I’ve often suspected that the house I live in (built in the 1970s?) was made from “found materials.”
We have ceiling beams of different thicknesses, various kinds of siding and window sizes that make no sense other than that’s what someone found cheap or free.
But what I’m happy the original builders found was a whole bunch of tongue-and-groove cedar boards, which they used liberally inside the house, including this bathroom, the home’s main bathroom.
(A second bathroom was added about 20 years ago in the basement area, and it’s an awful, cobbled-together mess. More on that later. Much later.)
This bathroom is a bare 5 1/2 feet wide and 6 1/2 feet deep. Unless something major happens in that downstairs bathroom, this will be the size of my bathroom for many long years to come, maybe through the end of my days. There’s just no way to make this bathroom bigger, as the bedrooms on either side of it are not large enough to borrow space from.

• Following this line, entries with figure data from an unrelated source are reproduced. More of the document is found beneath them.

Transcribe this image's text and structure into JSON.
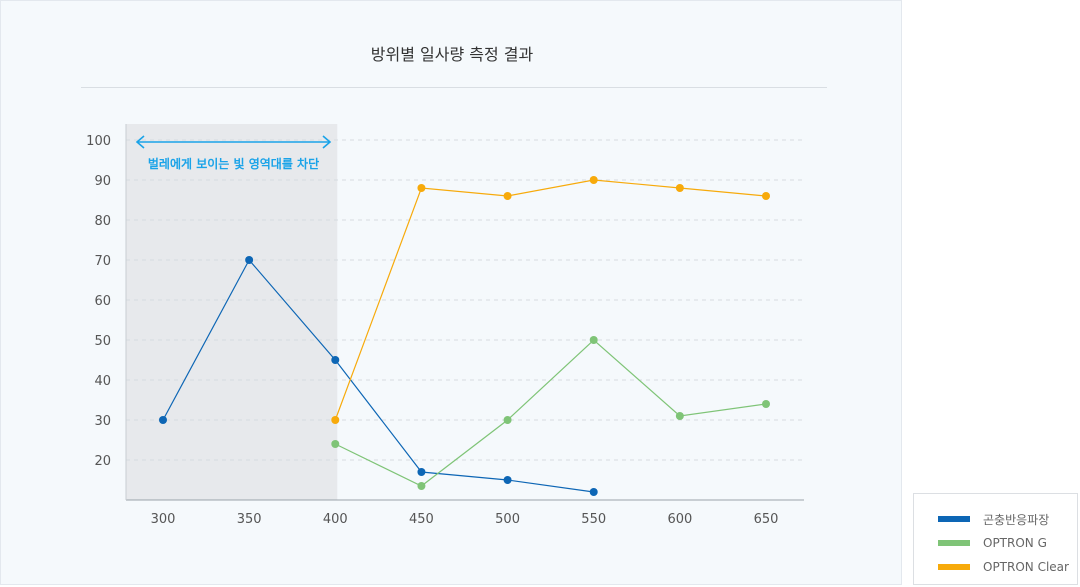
{
  "chart_data": {
    "type": "line",
    "title": "방위별 일사량 측정 결과",
    "xlabel": "",
    "ylabel": "",
    "x": [
      300,
      350,
      400,
      450,
      500,
      550,
      600,
      650
    ],
    "xlim": [
      290,
      660
    ],
    "ylim": [
      10,
      100
    ],
    "yticks": [
      20,
      30,
      40,
      50,
      60,
      70,
      80,
      90,
      100
    ],
    "grid": true,
    "legend_position": "bottom-right",
    "series": [
      {
        "name": "곤충반응파장",
        "color": "#0d66b5",
        "points": [
          [
            300,
            30
          ],
          [
            350,
            70
          ],
          [
            400,
            45
          ],
          [
            450,
            17
          ],
          [
            500,
            15
          ],
          [
            550,
            12
          ]
        ]
      },
      {
        "name": "OPTRON G",
        "color": "#7fc477",
        "points": [
          [
            400,
            24
          ],
          [
            450,
            13.5
          ],
          [
            500,
            30
          ],
          [
            550,
            50
          ],
          [
            600,
            31
          ],
          [
            650,
            34
          ]
        ]
      },
      {
        "name": "OPTRON Clear",
        "color": "#f7aa0b",
        "points": [
          [
            400,
            30
          ],
          [
            450,
            88
          ],
          [
            500,
            86
          ],
          [
            550,
            90
          ],
          [
            600,
            88
          ],
          [
            650,
            86
          ]
        ]
      }
    ],
    "annotation": {
      "text": "벌레에게 보이는 빛 영역대를 차단",
      "x_range": [
        290,
        400
      ],
      "color": "#1aa3e8",
      "shade_color": "#e7e9ec"
    }
  }
}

And so I think we’ll adopt the “not-so-big-house” philosophy here and enjoy this modest space. For me, as long as I have a bathtub, I’m happy and healthy.
You can see the challenges:
1. Horrible stainless-steel mirror-light combination.
2. Bad, cheap tile on the wall.
3. Molded sink-countertop with peeling paint (yes, it’s been painted), rust and mineral stains.
4. Cheap, style-free vanity.
5. Ten-dollar sink fixture that failed about five years ago.
6. Molded shower-tub surround topped with a cover that blocks most natural light.
7. Shower and bath fixtures have failed.
8. No natural air flow (high window is fixed glass) and the exhaust fan has failed. Unless you leave the door ajar during a bath, you will be frantic for oxygen in about three minutes.
9. Cheap vinyl floor that’s worn and torn.
And, oh yeah, there’s probably some water damage behind the shower surround on account of the broken fixtures. On the positive side, the toilet seems to be fine.
So, isn’t this a dandy challenge? I’ve been ashamed of this bathroom for years and cringed when Bill invited people to come and stay. But now that we’re fixing up the house, I’m happy to expose my misery.
What do you think? Any ideas that don’t involve dynamite or a moving van?